Issue #1: Add support for whoosh Schemas

kemitche · kemitche · commit 4e7c98896549 · 2012-08-31T12:29:55.000-07:00
Note that when using a Schema, the parser
will require Unicode objects to function
diff --git a/l2cs.py b/l2cs.py
@@ -9,14 +9,15 @@
 
 import sys
 
+import whoosh.fields
 import whoosh.qparser.default
 import whoosh.qparser.plugins
 import whoosh.qparser.syntax
 import whoosh.qparser.taggers
 import whoosh.query
 
 
-__version__ = "1.0.8"
+__version__ = "2.0.0"
 
 
 HANDLERS = {}
@@ -234,8 +235,32 @@ def do_minus(self, parser, group):
 
 def make_parser(default_field='text', plugins=DEFAULT_PLUGINS, schema=None,
                 int_fields=None, yesno_fields=None, aliases=None):
+    '''Helper function to create a QueryParser.
+    
+    Parameters:
+        default_field: the default field to search against for non-field
+                        queries
+        plugins: a list of plugins to use when parsing
+        schema: If provided, a schema to check fieldnames against. If not
+                provided, any query of the form "foo:bar" will yield searches
+                against the "foo" field; if provided and "foo" is not a field,
+                then the search will look for "foo bar" in the default_field.
+                NOTE: If provided, search queries MUST use unicode
+        int_fields: A list of fields that expect integer values from
+                    CloudSearch
+        yesno_fields: A list of fields to convert "yes" and "no" queries to
+                      boolean 1 / 0 searches
+        aliases: A dictionary of aliases to use for the AliasPlugin
+    
+    '''
     parser = whoosh.qparser.default.QueryParser(default_field, schema,
                                                 plugins=plugins)

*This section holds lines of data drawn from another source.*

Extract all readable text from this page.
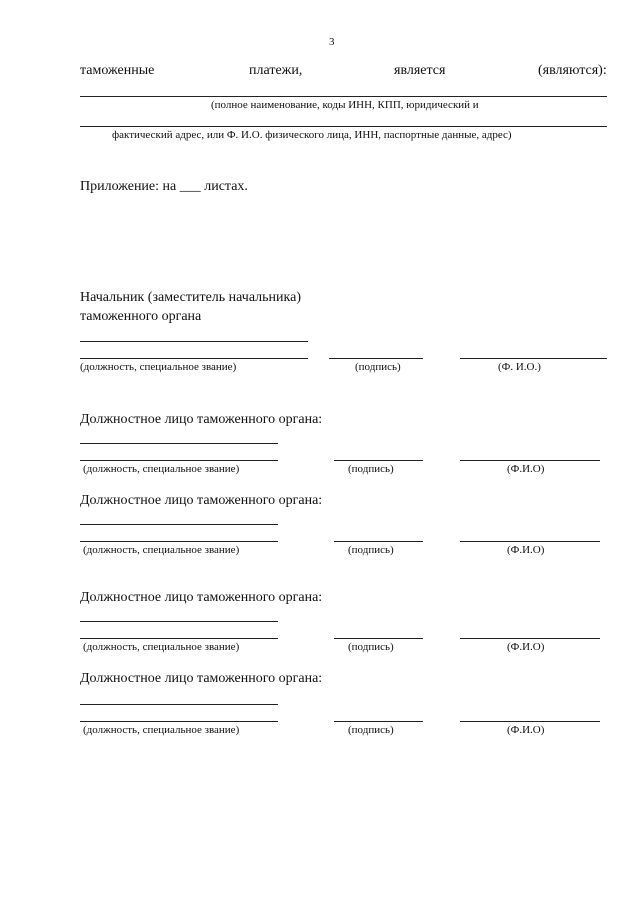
3
таможенные	платежи,	является	(являются):
(полное наименование, коды ИНН, КПП, юридический и
фактический адрес, или Ф. И.О. физического лица, ИНН, паспортные данные, адрес)
Приложение: на ___ листах.
Начальник (заместитель начальника)
таможенного органа
(должность, специальное звание)	(подпись)	(Ф. И.О.)
Должностное лицо таможенного органа:
(должность, специальное звание)	(подпись)	(Ф.И.О)
Должностное лицо таможенного органа:
(должность, специальное звание)	(подпись)	(Ф.И.О)
Должностное лицо таможенного органа:
(должность, специальное звание)	(подпись)	(Ф.И.О)
Должностное лицо таможенного органа:
(должность, специальное звание)	(подпись)	(Ф.И.О)
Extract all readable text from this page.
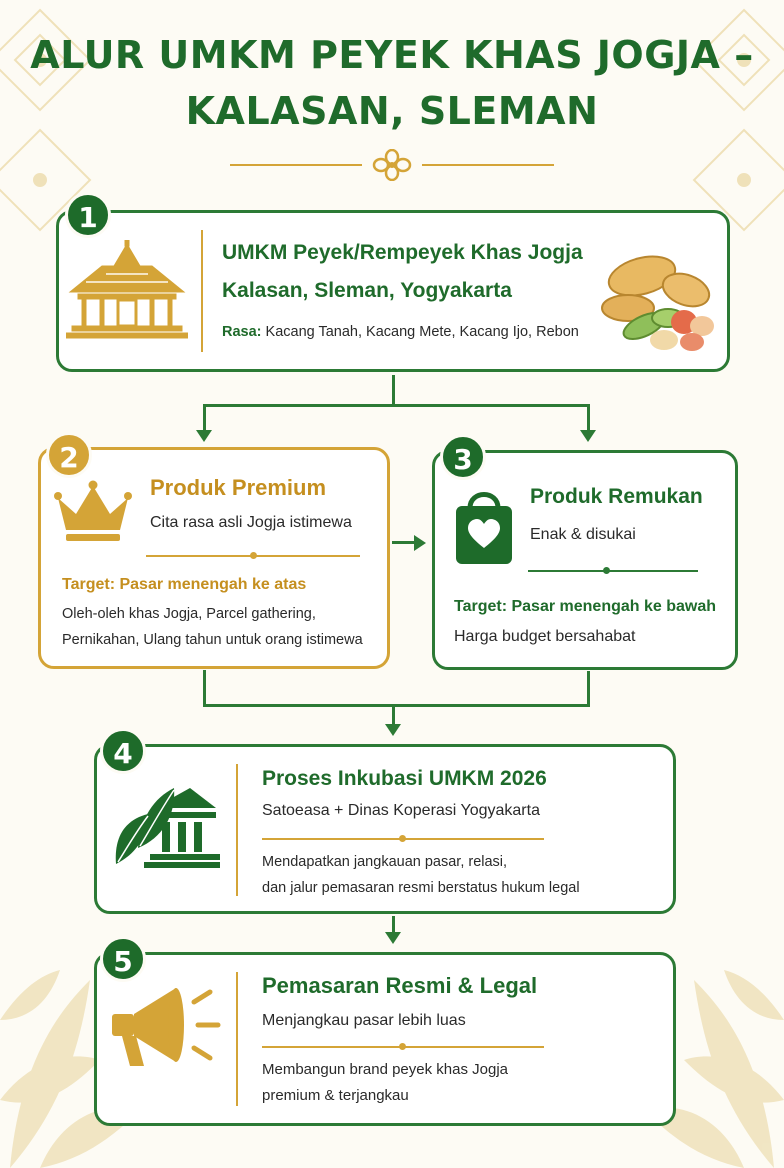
ALUR UMKM PEYEK KHAS JOGJA –
KALASAN, SLEMAN
1
UMKM Peyek/Rempeyek Khas Jogja
Kalasan, Sleman, Yogyakarta
Rasa: Kacang Tanah, Kacang Mete, Kacang Ijo, Rebon
2
Produk Premium
Cita rasa asli Jogja istimewa
Target: Pasar menengah ke atas
Oleh-oleh khas Jogja, Parcel gathering,
Pernikahan, Ulang tahun untuk orang istimewa
3
Produk Remukan
Enak & disukai
Target: Pasar menengah ke bawah
Harga budget bersahabat
4
Proses Inkubasi UMKM 2026
Satoeasa + Dinas Koperasi Yogyakarta
Mendapatkan jangkauan pasar, relasi,
dan jalur pemasaran resmi berstatus hukum legal
5
Pemasaran Resmi & Legal
Menjangkau pasar lebih luas
Membangun brand peyek khas Jogja
premium & terjangkau
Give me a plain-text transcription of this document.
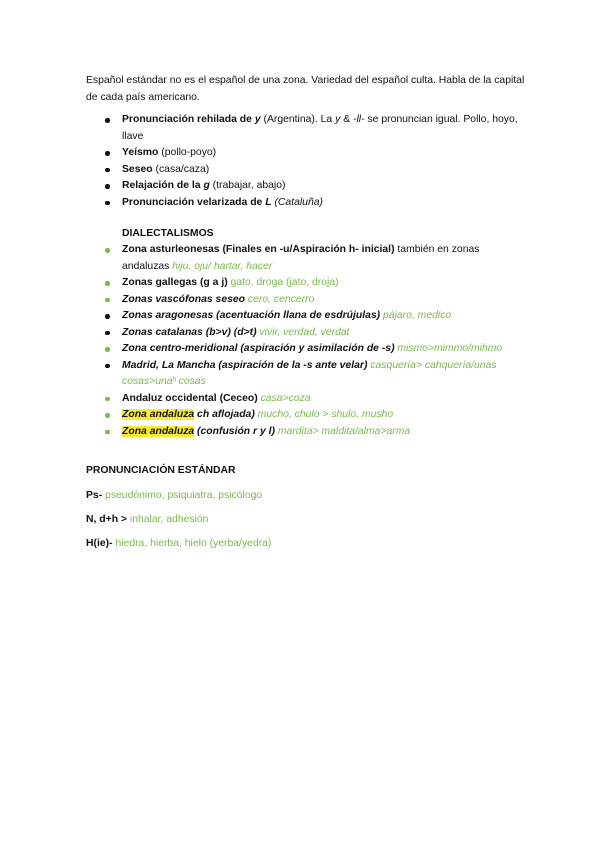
Español estándar no es el español de una zona. Variedad del español culta. Habla de la capital de cada país americano.
Pronunciación rehilada de y (Argentina). La y & -ll- se pronuncian igual. Pollo, hoyo, llave
Yeísmo (pollo-poyo)
Seseo (casa/caza)
Relajación de la g (trabajar, abajo)
Pronunciación velarizada de L (Cataluña)
DIALECTALISMOS
Zona asturleonesas (Finales en -u/Aspiración h- inicial) también en zonas andaluzas hiju, oju/ hartar, hacer
Zonas gallegas (g a j) gato, droga (jato, droja)
Zonas vascófonas seseo cero, cencerro
Zonas aragonesas (acentuación llana de esdrújulas) pájaro, medico
Zonas catalanas (b>v) (d>t) vivir, verdad, verdat
Zona centro-meridional (aspiración y asimilación de -s) mismo>mimmo/mihmo
Madrid, La Mancha (aspiración de la -s ante velar) casquería> cahquería/unas cosas>unaʰ cosas
Andaluz occidental (Ceceo) casa>coza
Zona andaluza ch aflojada) mucho, chulo > shulo, musho
Zona andaluza (confusión r y l) mardita> maldita/alma>arma
PRONUNCIACIÓN ESTÁNDAR
Ps- pseudónimo, psiquiatra, psicólogo
N, d+h > inhalar, adhesión
H(ie)- hiedra, hierba, hielo (yerba/yedra)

+    parser_parse = parser.parse
+    def parse(text, *args, **kwargs):
+        assert isinstance(text, unicode), 'Cannot parse non-unicode objects (%r)' % text
+        return parser_parse(text, *args, **kwargs)
+    parser.parse = parse
+    parser.parse.__doc__ = parser_parse.__doc__
     if int_fields:
         parser.add_plugin(IntNodePlugin(int_fields))
     if yesno_fields:
@@ -245,26 +270,58 @@ def make_parser(default_field='text', plugins=DEFAULT_PLUGINS, schema=None,
     return parser
 
 
+def make_schema(fields, datefields=()):
+    '''Create a whoosh.fields.Schema object from a list of field names.
+    All fields will be set as TEXT fields. If datefields is supplied,
+    additionally create DATETIME fields with those names
+    
+    '''
+    fields = dict.fromkeys(fields, whoosh.fields.TEXT)
+    if datefields:
+        datefields = dict.fromkeys(datefields, whoosh.fields.DATETIME)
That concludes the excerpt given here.